Real-world use cases at Custom Ink

So I know, like, the not in function is, like, probably not that exciting of a function to use. So I wanted to kind of give some examples of some use cases that we use it over at Custom Ink. Connecting to a SQL database. You know, I think, maybe just me, I go online and I find this all the time, and this is from the RStudio website, is this right here, this whole credentials. This is, like, 12 line of codes. I have no reason why I ever want to remember this. I don't ever want to remember this.

And so I created a function called InkBase. Custom Ink likes to brand everything. Our mascot is called Inky. So databases are InkBases. And so I created a function, InkBase. And then what we can do, and then set up some documentation, and here you can see, like, how do you, you know, what do you need? You need to install the package keyring, the library is keyring, and then how would you set that up? You go keyset, so what's the service that you're using, what's your username, you know, it would pop up and give you a password that you need to put in there that it secures. And so it has, like, some setup in the documentation for new users who have not connected to a SQL database.

And then another thing that I like is GetSQL. Just like, you know, when you go read underscore CSV, this is the same thing. I like to code in a different IDE for SQL and then save it down, rather than having maybe, like, 100 lines of a SQL statement or 1,000 lines of a SQL statement in R, I rather have it in a different file and then call that file, read it in, and then run that query. And so I created this function, which is like a GetSQL. And it's just, like, takes in the SQL file and just takes it in as a text file.

And so, yeah, so you can see here, you know, we're using, this is no longer R Markdown, a QMD file. And so I'm going ink base for the function. I bring in R PostgreSQL. And then I come over here and I go, OK, I want to pull in orders. So I go to this orders.sql file, which is on the right side right there. I pull it in. And then I, you know, put my connection in there, which is this Redshift connection, orders, and then pull in the data. And I can see that the data is up there at the top right of R.

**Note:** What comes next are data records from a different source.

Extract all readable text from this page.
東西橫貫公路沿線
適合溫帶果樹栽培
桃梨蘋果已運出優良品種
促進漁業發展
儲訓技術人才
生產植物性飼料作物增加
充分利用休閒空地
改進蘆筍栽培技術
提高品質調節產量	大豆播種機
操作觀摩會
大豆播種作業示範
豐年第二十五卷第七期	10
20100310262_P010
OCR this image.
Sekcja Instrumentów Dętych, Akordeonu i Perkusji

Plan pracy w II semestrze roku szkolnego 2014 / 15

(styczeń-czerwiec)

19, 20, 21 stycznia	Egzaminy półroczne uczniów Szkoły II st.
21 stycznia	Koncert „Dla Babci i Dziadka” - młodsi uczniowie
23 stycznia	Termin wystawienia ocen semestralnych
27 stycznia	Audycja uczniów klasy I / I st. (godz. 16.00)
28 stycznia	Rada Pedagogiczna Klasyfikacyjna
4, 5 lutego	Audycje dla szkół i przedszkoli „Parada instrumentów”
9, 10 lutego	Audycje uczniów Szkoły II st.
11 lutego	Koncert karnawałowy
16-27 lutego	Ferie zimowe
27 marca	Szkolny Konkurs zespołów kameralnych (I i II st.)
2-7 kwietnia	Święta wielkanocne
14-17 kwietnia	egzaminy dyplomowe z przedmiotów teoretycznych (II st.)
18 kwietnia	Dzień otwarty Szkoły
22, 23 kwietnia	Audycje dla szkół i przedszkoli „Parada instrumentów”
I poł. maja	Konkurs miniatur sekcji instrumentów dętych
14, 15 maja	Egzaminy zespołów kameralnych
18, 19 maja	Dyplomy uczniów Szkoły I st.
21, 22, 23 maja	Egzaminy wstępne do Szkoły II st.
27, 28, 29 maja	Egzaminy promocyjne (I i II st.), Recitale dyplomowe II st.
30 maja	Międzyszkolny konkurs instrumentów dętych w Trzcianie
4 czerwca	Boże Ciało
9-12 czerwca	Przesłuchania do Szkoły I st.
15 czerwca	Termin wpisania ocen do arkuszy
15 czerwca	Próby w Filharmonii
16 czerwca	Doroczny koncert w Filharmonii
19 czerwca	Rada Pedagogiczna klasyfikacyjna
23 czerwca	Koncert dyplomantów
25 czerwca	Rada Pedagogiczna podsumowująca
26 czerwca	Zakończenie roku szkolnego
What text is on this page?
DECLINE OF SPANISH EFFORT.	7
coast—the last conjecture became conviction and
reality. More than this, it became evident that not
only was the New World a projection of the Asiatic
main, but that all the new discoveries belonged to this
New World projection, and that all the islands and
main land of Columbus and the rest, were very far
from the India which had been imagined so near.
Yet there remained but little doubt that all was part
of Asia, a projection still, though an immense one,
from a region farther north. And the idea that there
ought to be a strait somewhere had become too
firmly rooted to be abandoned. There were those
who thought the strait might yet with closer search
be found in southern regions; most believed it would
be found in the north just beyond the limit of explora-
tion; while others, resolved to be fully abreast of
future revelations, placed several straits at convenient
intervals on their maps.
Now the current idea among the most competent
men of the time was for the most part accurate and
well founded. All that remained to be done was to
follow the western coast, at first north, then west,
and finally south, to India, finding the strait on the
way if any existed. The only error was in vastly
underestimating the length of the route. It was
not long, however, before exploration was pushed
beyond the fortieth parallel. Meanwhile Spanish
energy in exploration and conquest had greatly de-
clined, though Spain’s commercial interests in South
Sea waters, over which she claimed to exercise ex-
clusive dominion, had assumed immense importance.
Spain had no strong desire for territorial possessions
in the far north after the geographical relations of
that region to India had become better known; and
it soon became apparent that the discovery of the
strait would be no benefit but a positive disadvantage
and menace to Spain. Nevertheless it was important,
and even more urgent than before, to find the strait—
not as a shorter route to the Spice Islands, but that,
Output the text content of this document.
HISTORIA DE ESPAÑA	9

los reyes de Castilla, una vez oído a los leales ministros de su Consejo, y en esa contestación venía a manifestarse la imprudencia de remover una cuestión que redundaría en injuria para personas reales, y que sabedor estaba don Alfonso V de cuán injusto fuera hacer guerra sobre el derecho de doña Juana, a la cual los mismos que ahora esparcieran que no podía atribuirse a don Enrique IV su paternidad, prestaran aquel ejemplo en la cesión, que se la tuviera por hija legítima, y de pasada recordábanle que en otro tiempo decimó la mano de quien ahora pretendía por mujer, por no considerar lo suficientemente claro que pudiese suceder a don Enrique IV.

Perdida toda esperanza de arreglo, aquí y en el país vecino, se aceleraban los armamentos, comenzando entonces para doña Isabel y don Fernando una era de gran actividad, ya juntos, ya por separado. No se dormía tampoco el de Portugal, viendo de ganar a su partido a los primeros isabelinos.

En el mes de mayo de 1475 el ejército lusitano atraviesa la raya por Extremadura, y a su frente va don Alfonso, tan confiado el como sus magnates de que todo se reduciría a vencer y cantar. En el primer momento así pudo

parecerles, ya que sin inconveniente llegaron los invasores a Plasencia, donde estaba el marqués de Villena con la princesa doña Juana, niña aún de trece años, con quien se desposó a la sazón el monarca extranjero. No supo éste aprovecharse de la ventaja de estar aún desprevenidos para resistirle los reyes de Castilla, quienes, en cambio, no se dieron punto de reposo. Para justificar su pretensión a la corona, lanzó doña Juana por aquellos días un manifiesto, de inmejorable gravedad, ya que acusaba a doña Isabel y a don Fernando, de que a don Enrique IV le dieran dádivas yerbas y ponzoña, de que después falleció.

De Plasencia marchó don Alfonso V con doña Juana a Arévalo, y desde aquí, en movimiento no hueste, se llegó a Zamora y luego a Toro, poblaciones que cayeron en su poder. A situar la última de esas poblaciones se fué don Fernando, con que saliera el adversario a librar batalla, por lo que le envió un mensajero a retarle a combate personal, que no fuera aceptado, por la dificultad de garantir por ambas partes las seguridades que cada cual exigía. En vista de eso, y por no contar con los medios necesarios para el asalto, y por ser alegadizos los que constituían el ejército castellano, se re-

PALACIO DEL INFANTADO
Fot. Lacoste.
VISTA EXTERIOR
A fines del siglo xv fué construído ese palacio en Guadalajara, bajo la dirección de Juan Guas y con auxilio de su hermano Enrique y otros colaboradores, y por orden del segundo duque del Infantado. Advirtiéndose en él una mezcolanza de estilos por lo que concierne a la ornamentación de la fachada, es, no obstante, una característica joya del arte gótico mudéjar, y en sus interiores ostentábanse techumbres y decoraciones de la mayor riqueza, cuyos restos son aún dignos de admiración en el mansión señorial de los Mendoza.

And then another one that I like is, I love data tables when you put them in, like, R Markdown files, because then it allows users, you have visualizations, and then what's the data behind those visualizations. But one thing that I want users to be able to do once I give them my R Markdown file is I want them to have the ability to copy it or download it as a CSV, so maybe they can do their own visualizations, because maybe they have some other additional analytics they want to do on their side. And again, like, I would have to write all of that stuff, which I have no intention to try to remember.

And so I created a function where you can just, you know, it has copy CSV, and then the length menu, you can just enter it in there, you know, for the Y one. You can say, hey, I want it to be 10 rows long, 15, 25, whatever you want. And that looks like this, where you have the copy and then CSV at the top. Rather than having to remember all that, I can just call that function.

And that is the end of my talk. If you want to see this, this is going to be on the RStudio GitHub page. It's not up there now, but I'll put this up there.